Thursday, November 18, 2010
Wednesday evening, I gave a speech entitled "Hair, Hair and More Hair!" at my Toastmasters International club. I covered a lot in that 9min 30sec speech that I have not yet covered here... so, here it goes. :-)
I've always been completely fascinated and intrigued by hair. My mom has maintained her cosmetology license for nearly 30 years, so I grew up a tad more knowledgeable and obsessive about my hair than many other little girls. In addition to working on a hair care line in the lab, I recently decided to make a drastic change in the way that I manage my hair. Enter even more obsessive behavior O_O. As the glam girl in me was reading about various hair textures and styles and treatments, the scientist in me peeked in to ask a few questions. A scientist that has questions cannot rest until they have answers, so you can probably guess how my "research" grew wings.

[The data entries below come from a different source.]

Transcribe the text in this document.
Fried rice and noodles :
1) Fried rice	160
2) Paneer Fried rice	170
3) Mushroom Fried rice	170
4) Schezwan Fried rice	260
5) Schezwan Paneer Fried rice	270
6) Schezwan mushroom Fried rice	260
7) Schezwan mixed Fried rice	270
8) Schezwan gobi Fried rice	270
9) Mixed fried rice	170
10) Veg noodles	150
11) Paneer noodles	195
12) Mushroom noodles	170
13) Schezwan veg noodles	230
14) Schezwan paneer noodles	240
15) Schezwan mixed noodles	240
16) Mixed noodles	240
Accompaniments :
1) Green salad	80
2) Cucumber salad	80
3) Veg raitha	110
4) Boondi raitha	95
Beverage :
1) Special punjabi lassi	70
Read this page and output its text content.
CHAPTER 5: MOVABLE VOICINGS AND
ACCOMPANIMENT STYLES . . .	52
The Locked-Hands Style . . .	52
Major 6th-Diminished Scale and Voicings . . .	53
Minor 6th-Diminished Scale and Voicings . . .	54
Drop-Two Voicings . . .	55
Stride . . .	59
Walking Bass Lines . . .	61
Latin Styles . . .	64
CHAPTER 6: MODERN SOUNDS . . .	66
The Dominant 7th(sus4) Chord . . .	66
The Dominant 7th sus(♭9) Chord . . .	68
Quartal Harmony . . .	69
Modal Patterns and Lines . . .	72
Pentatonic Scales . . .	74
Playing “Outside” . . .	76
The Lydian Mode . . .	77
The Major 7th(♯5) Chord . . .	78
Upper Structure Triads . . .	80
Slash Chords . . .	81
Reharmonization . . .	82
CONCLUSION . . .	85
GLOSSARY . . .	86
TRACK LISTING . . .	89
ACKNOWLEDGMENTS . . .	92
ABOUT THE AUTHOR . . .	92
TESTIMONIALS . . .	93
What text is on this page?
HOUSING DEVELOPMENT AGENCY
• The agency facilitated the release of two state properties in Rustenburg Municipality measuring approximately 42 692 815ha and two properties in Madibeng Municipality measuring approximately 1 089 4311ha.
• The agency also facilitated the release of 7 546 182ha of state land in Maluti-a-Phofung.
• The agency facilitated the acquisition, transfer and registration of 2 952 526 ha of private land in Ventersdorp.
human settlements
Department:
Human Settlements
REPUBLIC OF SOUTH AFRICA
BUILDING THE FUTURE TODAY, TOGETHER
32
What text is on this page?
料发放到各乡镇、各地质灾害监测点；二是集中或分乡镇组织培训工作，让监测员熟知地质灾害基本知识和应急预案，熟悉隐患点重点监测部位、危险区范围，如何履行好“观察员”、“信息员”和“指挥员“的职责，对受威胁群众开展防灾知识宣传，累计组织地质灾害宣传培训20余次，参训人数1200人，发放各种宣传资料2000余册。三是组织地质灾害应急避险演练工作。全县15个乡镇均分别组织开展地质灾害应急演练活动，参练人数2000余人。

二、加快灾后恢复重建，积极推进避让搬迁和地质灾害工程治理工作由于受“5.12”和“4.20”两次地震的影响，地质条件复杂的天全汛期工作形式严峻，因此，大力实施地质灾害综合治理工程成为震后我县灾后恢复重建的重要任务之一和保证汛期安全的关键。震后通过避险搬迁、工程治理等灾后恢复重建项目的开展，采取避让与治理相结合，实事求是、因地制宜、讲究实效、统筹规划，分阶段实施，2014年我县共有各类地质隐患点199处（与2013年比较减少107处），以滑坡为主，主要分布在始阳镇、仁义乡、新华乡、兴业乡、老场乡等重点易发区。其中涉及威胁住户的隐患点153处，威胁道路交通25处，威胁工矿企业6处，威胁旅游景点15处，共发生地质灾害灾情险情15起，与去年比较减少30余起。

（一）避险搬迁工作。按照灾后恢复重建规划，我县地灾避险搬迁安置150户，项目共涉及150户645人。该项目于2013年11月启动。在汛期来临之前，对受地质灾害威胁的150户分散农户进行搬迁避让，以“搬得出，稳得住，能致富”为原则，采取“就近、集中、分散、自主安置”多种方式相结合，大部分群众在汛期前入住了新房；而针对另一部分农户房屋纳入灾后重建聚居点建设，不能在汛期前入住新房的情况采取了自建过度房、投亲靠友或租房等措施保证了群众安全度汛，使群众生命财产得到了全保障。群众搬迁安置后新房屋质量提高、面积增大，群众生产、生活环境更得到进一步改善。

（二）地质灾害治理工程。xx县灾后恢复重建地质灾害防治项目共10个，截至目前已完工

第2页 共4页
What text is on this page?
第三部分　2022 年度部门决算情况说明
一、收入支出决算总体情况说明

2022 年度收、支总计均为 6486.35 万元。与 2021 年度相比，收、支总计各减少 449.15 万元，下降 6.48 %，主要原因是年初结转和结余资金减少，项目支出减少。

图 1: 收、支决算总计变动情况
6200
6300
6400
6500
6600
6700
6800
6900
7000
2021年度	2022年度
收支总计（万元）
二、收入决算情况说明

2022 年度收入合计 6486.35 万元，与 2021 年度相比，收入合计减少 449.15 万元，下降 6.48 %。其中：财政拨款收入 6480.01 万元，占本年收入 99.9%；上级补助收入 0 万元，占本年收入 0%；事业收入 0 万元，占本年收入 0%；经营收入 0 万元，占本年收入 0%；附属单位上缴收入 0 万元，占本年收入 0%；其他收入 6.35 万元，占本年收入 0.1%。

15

How does hair get it's texture?
The texture of any one person's hair depends on the shape and size of the hair follicle. There are 4 general shapes of a hair follicle which happen to correlate perfectly with Andre Walker's hair types philosophy. A hair follicle is like a tiny tube that guides the hair to the surface of the scalp. A round hair follicle yields straight hair. The more oval the hair follicle, the more curly the hair it yields.
Similarly, the thickness of hair is dependent on the size of the hair follicle. Large follicles produce thick strands of hair while smaller follicles produce thin strands of hair.
What I really wanted to know was the real science behind hair texture. I was interested in why hair texture differs across and within ethnic groups. Could it be genetic? Hormonal? Due to human adaptation/evolution? Apparently, the type of hair your parents have definitely determines the type of hair you end up with, whether that is straight, wavy or curly. Just last year, a study showed that variants of a particular gene determine how curly your hair will be. Scientists still aren't clear exactly which variants play a part or how they work.
The fact that some people have hair that changes textures throughout their lifetime hints that hormonal changes may be at work. There are even cases of caucasian people with thick, coarse hair like that of African and African American people. It's a rare occurrence, but it happens often enough to have a name-- "Wooly Hair Syndrome". Imagine that.
While I'm slightly disappointed that all of my questions were not answered, the research is well on it's way. I look forward to finding out what factors are at work in determining our hair texture. I hear that the research is being pushed because the findings are a gold mine. There may be a pill developed that could change your hair texture from straight to curly and back straight. My curiosity didn't take me to that train of thought (that's bordering on mad scientist territory imo), nevertheless, I find it all muy interesante...
So, what's your hair texture? Does it change from time to time?